Correva il 12 aprile del 1822 quando venne a mancare Carlo Benigni, originario di Fabriano ed eletto vescovo di Terni dal 27 giugno del 1796. Ancora oggi viene ricordato come il “vescovo del sacrificio”, perché fu proprio lo stesso Carlo Benigni a fronteggiare l’arrivo in città delle truppe di Napoleone. Un lavoro non di poco conto, soprattutto per un prete che dovette sopportare nel 1810 di tornare nelle Marche per un decreto dell’imperatore che stabiliva la soppressione di chiese, conventi e case religiose.

Il vescovo Carlo Benigni rientrò a Terni solamente 4 anni dopo (una volta finita, dunque, l’avventura napoleonica) e come primo problema cercò di tornare in possesso dei beni della curia, venduti all’asta dal governo imperiale.
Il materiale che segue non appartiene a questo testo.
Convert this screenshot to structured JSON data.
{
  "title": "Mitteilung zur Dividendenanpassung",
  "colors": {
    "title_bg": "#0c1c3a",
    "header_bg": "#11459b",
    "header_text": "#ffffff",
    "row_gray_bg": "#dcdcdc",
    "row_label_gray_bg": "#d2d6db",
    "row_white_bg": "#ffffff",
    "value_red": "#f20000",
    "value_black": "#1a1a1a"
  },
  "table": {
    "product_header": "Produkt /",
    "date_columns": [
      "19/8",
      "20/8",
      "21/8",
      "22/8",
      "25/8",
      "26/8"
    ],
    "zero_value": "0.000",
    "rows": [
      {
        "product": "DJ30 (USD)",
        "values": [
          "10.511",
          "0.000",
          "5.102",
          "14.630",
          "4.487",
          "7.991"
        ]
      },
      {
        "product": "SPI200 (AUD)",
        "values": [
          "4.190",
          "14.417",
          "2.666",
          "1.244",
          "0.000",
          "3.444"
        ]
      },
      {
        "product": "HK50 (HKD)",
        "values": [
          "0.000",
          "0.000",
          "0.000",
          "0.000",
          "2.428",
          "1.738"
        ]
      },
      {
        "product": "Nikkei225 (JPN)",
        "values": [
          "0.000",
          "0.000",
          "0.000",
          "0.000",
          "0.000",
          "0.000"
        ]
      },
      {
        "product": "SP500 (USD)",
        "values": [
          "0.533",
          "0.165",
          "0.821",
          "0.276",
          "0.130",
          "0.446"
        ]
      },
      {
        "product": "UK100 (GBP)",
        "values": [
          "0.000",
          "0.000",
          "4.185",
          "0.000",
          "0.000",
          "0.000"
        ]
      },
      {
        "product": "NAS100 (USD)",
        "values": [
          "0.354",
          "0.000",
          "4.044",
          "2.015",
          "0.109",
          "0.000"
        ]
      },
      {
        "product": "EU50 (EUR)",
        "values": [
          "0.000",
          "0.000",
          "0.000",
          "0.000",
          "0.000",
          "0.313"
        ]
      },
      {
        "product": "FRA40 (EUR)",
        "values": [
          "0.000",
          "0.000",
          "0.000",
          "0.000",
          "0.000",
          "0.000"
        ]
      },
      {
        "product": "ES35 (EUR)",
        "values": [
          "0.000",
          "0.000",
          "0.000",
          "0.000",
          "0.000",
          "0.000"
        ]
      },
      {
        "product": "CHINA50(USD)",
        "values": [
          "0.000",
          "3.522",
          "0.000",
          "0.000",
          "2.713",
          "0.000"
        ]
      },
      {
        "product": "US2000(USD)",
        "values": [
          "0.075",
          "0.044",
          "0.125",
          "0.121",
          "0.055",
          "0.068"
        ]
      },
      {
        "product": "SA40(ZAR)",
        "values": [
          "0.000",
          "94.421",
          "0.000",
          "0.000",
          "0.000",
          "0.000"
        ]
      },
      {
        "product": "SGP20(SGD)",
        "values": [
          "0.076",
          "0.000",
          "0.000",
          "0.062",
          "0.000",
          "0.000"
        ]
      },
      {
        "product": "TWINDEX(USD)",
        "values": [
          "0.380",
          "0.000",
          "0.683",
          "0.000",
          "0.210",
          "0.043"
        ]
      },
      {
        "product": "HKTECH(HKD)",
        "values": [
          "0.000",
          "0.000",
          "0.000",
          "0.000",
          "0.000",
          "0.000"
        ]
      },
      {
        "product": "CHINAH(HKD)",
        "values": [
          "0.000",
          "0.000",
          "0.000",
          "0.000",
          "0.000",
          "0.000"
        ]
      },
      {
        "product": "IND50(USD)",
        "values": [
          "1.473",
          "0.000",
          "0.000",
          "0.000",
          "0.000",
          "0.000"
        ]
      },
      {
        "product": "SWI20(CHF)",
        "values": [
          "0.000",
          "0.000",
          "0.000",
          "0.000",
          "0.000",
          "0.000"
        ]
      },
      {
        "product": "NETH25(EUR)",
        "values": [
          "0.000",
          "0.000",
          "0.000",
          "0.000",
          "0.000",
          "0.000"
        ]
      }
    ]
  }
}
Ne nacque una lunga negoziazione, e molte delle suppellettili preziose contenute nelle chiese e nei conventi non furono mai restituite.

A questo si aggiunse anche un problema “sociale”, che il vescovo tentò di combattere con ordinanze che ristabilivano le leggi canoniche contro i bestemmiatori e gli inosservanti delle feste.